Royal Academy of Culinary Arts has announced winners of Master of Culinary Arts
Presented every four years, the MCA is the UK’s highest culinary honour, awarded to professionals who have displayed mastery of the complex and specialised knowledge in the culinary arts required to be a first-class chef, pastry chef, or for restaurant management and service.
Guests attended the dinner to celebrate the winners and were treated to a four-course meal curated by Dimitri Magi, Culinary Director at Claridge’s.
Notable industry professionals present include Raymond Blanc OBE, John Williams MBE, Michel Roux Jnr, Alain Roux, Benoit Blin MCA and William Curley MCA.
The Royal Academy of Culinary Arts is delighted to award the MCA to the following candidates:
CHEFS
George Blogg, Executive Head Chef, Gravetye Manor
Spencer Metzger, Head Chef, The Ritz London
PASTRY CHEFS
Alistair Birt, Senior Head Pastry Chef, Harrods
Jamie Houghton, Senior Sous Chef, Le Manoir aux Quat’Saisons
RESTAURANT MANAGEMENT & SERVICE
Thomas Borghi, Restaurant Manager, The Lanesborough, London
Daniel Crump, Proprietor/Director, The Greyhound, Beaconsfield
Antonino Forte, Restaurant Manager, Galvin at Windows
Devid Isabella, Director of Food and Beverage, The Goring
The MCA is an award rather than a competition, all or none of the entrants can achieve this coveted prize depending on their ability to reach the required standard.
At the Final, Chef candidates were required to produce a saddle of lamb, with shoulder and sweet breads, accompanied by a suitable sauce and 3 garnishes, and a sea bass en croute with a seafood sauce.
Both dishes were required to be presented whole.

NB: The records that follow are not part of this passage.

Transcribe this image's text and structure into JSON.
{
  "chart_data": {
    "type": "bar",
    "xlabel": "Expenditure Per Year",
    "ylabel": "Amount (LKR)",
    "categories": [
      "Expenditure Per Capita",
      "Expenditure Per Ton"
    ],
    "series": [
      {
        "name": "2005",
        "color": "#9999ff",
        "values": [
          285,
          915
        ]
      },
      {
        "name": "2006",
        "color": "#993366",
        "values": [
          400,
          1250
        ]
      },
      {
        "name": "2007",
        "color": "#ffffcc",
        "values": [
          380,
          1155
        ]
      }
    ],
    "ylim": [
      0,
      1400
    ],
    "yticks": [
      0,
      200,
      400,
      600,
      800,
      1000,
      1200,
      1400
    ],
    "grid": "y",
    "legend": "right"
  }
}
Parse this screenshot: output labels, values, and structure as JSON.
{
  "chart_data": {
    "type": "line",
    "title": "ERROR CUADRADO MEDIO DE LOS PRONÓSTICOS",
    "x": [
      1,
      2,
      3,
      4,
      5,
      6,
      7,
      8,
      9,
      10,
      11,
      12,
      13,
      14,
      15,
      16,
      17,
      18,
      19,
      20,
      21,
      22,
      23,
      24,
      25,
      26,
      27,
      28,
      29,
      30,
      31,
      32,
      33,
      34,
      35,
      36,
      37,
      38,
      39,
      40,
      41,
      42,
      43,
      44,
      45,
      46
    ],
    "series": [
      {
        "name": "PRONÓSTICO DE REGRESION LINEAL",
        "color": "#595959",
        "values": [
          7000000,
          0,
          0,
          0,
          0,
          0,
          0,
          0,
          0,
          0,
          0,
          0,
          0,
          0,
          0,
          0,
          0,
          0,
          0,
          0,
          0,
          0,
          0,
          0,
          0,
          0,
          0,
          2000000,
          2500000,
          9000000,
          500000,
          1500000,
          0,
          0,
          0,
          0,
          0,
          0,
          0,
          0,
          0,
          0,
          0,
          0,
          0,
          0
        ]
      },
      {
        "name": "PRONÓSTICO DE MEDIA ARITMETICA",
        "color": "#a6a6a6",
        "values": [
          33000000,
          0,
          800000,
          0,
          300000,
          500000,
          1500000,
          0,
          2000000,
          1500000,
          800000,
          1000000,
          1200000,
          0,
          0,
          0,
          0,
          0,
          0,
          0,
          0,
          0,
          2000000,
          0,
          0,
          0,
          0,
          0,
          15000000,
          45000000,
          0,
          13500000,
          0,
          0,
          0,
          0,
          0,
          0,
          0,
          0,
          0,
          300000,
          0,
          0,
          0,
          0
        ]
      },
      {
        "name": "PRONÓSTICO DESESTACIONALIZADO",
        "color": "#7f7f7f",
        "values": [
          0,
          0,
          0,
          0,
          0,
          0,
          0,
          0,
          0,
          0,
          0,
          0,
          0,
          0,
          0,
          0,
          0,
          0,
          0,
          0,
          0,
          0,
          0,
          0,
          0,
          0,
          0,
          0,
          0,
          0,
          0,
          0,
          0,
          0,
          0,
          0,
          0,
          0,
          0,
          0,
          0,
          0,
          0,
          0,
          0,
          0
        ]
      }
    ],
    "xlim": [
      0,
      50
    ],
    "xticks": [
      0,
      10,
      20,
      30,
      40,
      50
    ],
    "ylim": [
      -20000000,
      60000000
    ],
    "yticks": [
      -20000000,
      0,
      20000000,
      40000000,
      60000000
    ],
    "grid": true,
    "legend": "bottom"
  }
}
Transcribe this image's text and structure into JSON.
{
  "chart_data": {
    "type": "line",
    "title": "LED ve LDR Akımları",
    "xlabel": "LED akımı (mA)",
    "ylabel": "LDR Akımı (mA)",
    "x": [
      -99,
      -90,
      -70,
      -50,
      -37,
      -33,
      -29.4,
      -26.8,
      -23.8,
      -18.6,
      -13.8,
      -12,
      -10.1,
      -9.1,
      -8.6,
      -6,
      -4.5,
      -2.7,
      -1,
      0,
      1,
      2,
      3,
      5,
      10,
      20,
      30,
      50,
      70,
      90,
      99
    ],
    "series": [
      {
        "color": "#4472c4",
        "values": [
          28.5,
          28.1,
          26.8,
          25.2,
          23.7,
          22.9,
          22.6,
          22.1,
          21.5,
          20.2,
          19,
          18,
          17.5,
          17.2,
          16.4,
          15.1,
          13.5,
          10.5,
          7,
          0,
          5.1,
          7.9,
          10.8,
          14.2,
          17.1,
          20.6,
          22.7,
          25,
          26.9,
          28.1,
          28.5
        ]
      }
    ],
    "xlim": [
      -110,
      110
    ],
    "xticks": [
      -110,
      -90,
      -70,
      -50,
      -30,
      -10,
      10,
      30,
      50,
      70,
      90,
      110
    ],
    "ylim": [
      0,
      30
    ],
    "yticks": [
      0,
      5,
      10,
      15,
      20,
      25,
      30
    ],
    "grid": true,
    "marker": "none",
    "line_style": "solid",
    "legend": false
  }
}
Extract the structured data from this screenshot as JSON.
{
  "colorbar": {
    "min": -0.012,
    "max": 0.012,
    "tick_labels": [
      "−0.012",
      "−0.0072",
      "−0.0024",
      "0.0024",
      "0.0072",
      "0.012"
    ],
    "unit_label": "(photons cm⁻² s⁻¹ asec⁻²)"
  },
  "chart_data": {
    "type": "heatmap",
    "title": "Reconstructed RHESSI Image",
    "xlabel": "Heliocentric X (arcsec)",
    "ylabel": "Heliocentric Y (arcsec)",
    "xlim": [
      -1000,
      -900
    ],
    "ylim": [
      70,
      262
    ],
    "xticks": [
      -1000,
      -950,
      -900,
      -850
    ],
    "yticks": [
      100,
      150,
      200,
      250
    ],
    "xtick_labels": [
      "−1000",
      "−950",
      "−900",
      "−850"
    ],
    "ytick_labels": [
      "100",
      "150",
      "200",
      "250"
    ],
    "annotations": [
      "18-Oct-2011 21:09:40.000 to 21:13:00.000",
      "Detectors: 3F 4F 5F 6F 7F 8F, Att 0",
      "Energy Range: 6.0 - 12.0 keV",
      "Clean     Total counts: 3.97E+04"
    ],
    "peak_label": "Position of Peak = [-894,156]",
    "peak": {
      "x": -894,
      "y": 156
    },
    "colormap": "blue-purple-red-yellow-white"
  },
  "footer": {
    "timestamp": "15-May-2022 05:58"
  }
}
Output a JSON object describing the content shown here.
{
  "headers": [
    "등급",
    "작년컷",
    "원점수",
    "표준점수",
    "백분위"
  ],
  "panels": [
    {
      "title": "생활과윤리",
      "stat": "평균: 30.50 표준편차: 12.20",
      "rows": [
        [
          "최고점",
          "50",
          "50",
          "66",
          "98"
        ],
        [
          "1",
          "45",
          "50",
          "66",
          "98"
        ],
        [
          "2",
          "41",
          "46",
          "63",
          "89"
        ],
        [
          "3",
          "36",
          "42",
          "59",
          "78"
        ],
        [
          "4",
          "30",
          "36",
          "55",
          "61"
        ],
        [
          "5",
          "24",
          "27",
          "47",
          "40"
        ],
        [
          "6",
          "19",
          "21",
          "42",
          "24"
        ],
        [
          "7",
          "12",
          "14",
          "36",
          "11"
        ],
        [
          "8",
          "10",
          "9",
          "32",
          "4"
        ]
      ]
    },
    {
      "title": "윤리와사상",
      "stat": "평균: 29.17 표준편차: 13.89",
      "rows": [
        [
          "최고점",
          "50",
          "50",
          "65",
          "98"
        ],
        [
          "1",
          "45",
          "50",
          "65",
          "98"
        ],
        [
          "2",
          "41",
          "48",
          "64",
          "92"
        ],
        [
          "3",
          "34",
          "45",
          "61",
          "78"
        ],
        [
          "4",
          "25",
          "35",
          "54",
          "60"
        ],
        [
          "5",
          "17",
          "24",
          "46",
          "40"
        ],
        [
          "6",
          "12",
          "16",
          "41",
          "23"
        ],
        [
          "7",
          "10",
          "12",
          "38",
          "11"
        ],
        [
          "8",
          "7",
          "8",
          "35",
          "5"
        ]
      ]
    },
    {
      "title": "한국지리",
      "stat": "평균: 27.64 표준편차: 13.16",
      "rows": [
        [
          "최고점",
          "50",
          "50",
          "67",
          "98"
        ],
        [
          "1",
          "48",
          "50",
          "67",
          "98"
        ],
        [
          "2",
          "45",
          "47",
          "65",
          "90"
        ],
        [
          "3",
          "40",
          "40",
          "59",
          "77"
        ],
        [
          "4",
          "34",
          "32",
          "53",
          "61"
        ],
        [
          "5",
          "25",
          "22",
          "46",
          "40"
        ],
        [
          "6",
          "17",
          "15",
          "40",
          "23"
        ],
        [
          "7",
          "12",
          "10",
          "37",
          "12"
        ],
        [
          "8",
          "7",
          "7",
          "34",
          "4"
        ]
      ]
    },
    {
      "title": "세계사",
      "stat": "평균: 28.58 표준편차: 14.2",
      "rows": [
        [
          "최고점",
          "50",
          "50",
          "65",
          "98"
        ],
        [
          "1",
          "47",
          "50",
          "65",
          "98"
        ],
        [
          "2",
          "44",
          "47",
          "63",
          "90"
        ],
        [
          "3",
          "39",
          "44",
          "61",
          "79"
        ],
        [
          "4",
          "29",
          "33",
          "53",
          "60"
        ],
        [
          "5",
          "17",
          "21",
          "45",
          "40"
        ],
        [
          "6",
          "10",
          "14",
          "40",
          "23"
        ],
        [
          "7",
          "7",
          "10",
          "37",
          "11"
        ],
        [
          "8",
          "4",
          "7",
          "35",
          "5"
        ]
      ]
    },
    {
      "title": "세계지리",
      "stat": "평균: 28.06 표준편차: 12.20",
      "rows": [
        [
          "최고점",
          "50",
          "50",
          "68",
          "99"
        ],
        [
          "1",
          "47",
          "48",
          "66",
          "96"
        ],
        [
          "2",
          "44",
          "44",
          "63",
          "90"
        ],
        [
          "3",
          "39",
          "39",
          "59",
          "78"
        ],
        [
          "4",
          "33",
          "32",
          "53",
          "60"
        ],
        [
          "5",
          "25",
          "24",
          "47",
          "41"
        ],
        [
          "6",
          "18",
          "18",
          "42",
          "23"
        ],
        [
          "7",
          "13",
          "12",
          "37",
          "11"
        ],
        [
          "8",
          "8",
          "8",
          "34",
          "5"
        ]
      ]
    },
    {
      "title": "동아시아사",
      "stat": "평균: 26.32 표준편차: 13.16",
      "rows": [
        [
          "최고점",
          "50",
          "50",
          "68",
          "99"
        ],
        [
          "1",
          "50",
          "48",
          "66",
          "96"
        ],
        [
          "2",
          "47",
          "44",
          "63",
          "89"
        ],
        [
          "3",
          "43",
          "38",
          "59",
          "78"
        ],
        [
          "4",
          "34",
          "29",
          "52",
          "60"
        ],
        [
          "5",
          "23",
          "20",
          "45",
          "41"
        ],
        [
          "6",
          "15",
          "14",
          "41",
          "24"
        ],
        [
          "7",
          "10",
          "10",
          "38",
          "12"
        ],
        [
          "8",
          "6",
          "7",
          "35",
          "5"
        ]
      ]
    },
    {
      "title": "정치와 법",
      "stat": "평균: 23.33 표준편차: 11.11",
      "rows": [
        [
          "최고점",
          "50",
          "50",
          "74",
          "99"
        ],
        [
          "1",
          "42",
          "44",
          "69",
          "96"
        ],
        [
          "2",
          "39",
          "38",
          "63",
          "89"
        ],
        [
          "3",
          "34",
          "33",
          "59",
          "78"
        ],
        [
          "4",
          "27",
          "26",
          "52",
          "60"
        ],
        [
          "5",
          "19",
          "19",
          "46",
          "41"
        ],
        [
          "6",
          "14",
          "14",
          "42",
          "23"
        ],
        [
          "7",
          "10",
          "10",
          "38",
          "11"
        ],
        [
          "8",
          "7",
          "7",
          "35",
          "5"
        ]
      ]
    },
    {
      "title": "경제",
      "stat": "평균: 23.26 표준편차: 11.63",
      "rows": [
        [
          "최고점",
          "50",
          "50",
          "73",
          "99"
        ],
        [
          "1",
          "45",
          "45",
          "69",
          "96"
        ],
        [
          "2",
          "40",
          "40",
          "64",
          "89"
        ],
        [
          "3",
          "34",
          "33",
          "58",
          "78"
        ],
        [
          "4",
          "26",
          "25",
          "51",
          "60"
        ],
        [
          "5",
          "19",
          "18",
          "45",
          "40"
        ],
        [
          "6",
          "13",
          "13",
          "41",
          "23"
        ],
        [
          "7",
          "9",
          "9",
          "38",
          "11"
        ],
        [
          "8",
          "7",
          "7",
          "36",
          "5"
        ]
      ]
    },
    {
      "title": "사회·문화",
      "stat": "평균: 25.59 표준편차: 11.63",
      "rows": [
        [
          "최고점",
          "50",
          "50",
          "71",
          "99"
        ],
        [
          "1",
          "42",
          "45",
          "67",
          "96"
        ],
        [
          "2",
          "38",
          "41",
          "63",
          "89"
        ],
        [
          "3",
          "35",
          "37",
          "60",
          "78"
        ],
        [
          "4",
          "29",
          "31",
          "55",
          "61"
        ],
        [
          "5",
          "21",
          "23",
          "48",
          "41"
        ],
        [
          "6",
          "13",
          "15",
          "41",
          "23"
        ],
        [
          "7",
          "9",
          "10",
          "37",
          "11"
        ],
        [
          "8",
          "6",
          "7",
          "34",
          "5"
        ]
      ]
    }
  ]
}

Pastry Chef candidates faced an 11 hour test over 2 days where they were required to present gateaux de voyages, savoury vegetable St Honoré, strawberry vol au vents and coffee and chocolate Othellos, presented on an edible stand.
They were also required to bring in a pre-prepared centrepiece along the theme of Alice in Wonderland.
While Restaurant Management and Service finalists were assessed in the preparation for and service of a four-course à la carte menu to a two tables, in a formal restaurant setting, with the help of a commis.
Chef and pastry Finals took place at the University of West London; while the Restaurant Management and Service Final took place at Claude Bosi at Bibendum.
The MCA is judged by a panel of judges consisting of past winners of the MCA, senior members of the Royal Academy of Culinary Arts and significant industry professionals.